Cloud Service Level, Traceability, TLS Nonce, OVH @ US, Windows Server 2016, PyPy3, Bitbucket

Post date: Dec 25, 2016 9:42:34 AM

  • Typical cloud service mode is that you'll start with good service and performance. Then gradually worsen the service after trapping customers. That's why vendor lock-in is so important. They can provide absolutely crappy service and still keep charging, because cost of changing vendors / platform is annoyingly high. - This also applies to many other businesses other than cloud services. But in this case it's blatantly true. - Even hardware vendors to this. They firt release model SupaSpeed600. When it receives rave reviews, they'll replace it with model SupaSpeed600(b) which is very slightly cheaper, but actually performs at least 50% worse. This happens all the time. Some times they try to hide the plan B really hard. It might be just some extremely small change in revision or something. Yet customers thinking they'll get the fast model get just screwed. - This is also one of the reasons why vendor lock-in is extremely bad thing. They can just keep cashing and almost blackmailing you, if you don't have any viable options.
  • More fun with 'traceability'. Now I'm being asked to remove 'duplicates' from database. That's freaking awesome. But how do we know if something is a duplicate or not if it doesn't have unique consistent tracking id? - It doesnt. -> We can't know for sure if something is a duplicate or not. - That's freaking awesome. - If duplicates aren't removed, there's too many records, but if "duplicates" are removed, it's very highly likely that some data is being detected as duplicate even if it isn't. - How to fix this mess? Well, it's very hard to fix this mess afterwards. Only way to get this kind of stuff would not to mess up the data in the very first place. Best way would be to delete all data and reload it from the trusted source(s) where there are no dupes.
  • Studied more Ceph documentation to understand better how it works. Including: RADOS Block Storage / RADOS Block Device (RBD) related configuration and NVMe caching.
  • Cloudflare TLS nonce-nse - This article also shows how easy it's fail crypto and how many ways there are implement seemingly similar solution. KW: Initalization Vector, Encryption, Message, Key, Cipher, Nonce, TLS, RC4, CBC, GCM, ChaCha20-Poly1305, BEAST.
  • How OVH expand in the USA while preserving its European identity - A very nice article by OVH.
  • Checked out Windows Server 2016 feature list.

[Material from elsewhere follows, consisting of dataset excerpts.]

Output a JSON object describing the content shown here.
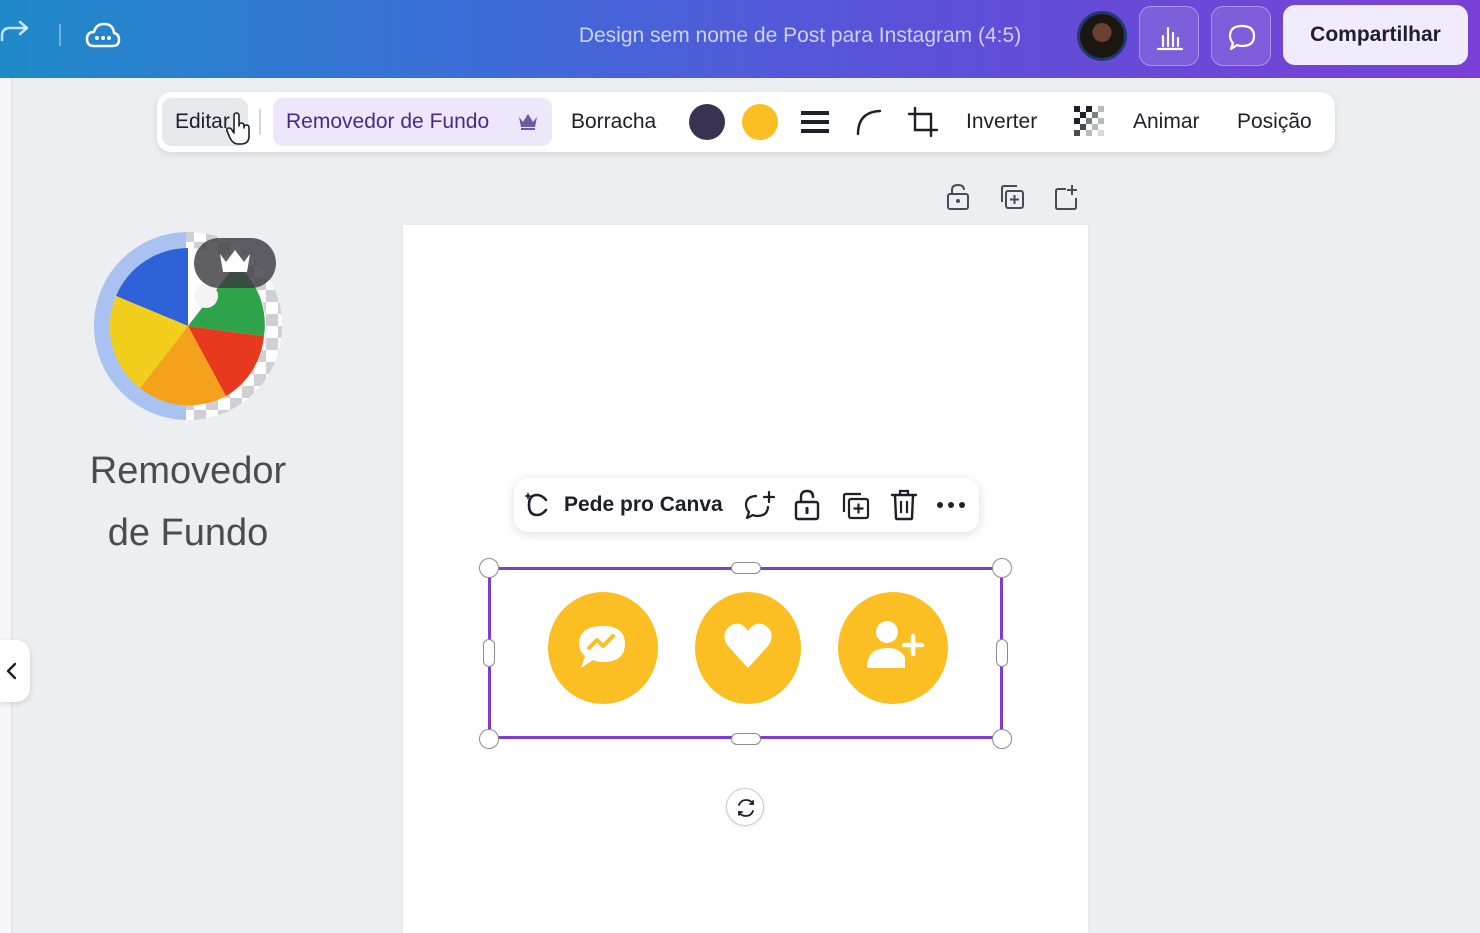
{
  "header": {
    "doc_title": "Design sem nome de Post para Instagram (4:5)",
    "share_label": "Compartilhar",
    "icons": [
      "redo-icon",
      "cloud-sync-icon",
      "analytics-icon",
      "comment-icon"
    ]
  },
  "toolbar": {
    "edit_label": "Editar",
    "bg_remover_label": "Removedor de Fundo",
    "eraser_label": "Borracha",
    "invert_label": "Inverter",
    "animate_label": "Animar",
    "position_label": "Posição",
    "colors": [
      "#3b3150",
      "#fbbf24"
    ]
  },
  "side_panel": {
    "feature_title": "Removedor\nde Fundo"
  },
  "canvas_toolbar": {
    "ask_canva_label": "Pede pro Canva"
  },
  "canvas": {
    "element_icons": [
      "chat-bubble-icon",
      "heart-icon",
      "add-user-icon"
    ],
    "element_color": "#fbbf24",
    "selection_color": "#7d3cd6"
  }
}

All the Hyper-V, Containers, Virtual TPM, JEA, Shielded VMs, Identity Management stuff isn't really viable. It's great. But personally I don't see use for it right now. Storage Spaces Direct seems to be something which is actually nice for small scale operations. Server containers sound something which could be highly interesting. I've been complaining about Windows Licensing costs with Virtualization, which is usually more expensive than the hardware per month. As well as the huge over head caused by running bloat ware called Windows. Licensing + Overhead make Windows cloud operations highly inefficient. That's why Nano Server image is very interesting. Docker support is also very neat.

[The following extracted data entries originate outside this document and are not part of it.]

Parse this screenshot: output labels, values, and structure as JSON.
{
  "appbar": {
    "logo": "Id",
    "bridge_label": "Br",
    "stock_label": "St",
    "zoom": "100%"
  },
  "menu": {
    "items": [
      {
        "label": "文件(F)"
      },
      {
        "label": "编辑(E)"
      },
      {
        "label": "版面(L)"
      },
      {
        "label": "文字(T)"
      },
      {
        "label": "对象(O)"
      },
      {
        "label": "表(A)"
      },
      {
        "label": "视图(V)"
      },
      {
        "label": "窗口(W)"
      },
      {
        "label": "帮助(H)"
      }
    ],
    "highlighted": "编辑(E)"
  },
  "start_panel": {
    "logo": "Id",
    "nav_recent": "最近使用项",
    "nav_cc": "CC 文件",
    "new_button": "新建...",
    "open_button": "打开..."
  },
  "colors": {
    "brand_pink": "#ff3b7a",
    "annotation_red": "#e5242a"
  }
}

  • PyPy3 5.5.0 released, but it's not yet plug-in replacement for Python 3. I wish it would be. I don't have real performance issue with Python, so I won't be using PyPy3 as long as it requires 'extra work' to get it working.
  • Studied Bitbucket's new features - Pipelines, Large File Storage (LFS), Smart Mirroring and Merge checks. I've been using Bitbucket for my personal projects with great success. Continuous Delivery using Bitbucket Pipelines. The LFS implementation is pretty obvious and very basic, but it works. I've done basically the very same without using LFS. By keeping file hash references in flat files (hex) but not storing the file data itself inside the git repository. For replication purposes and automated replication those could be torrent magnet links, or any content based addressing systems keys. Like IPFS, Freenet, etc, list goes on.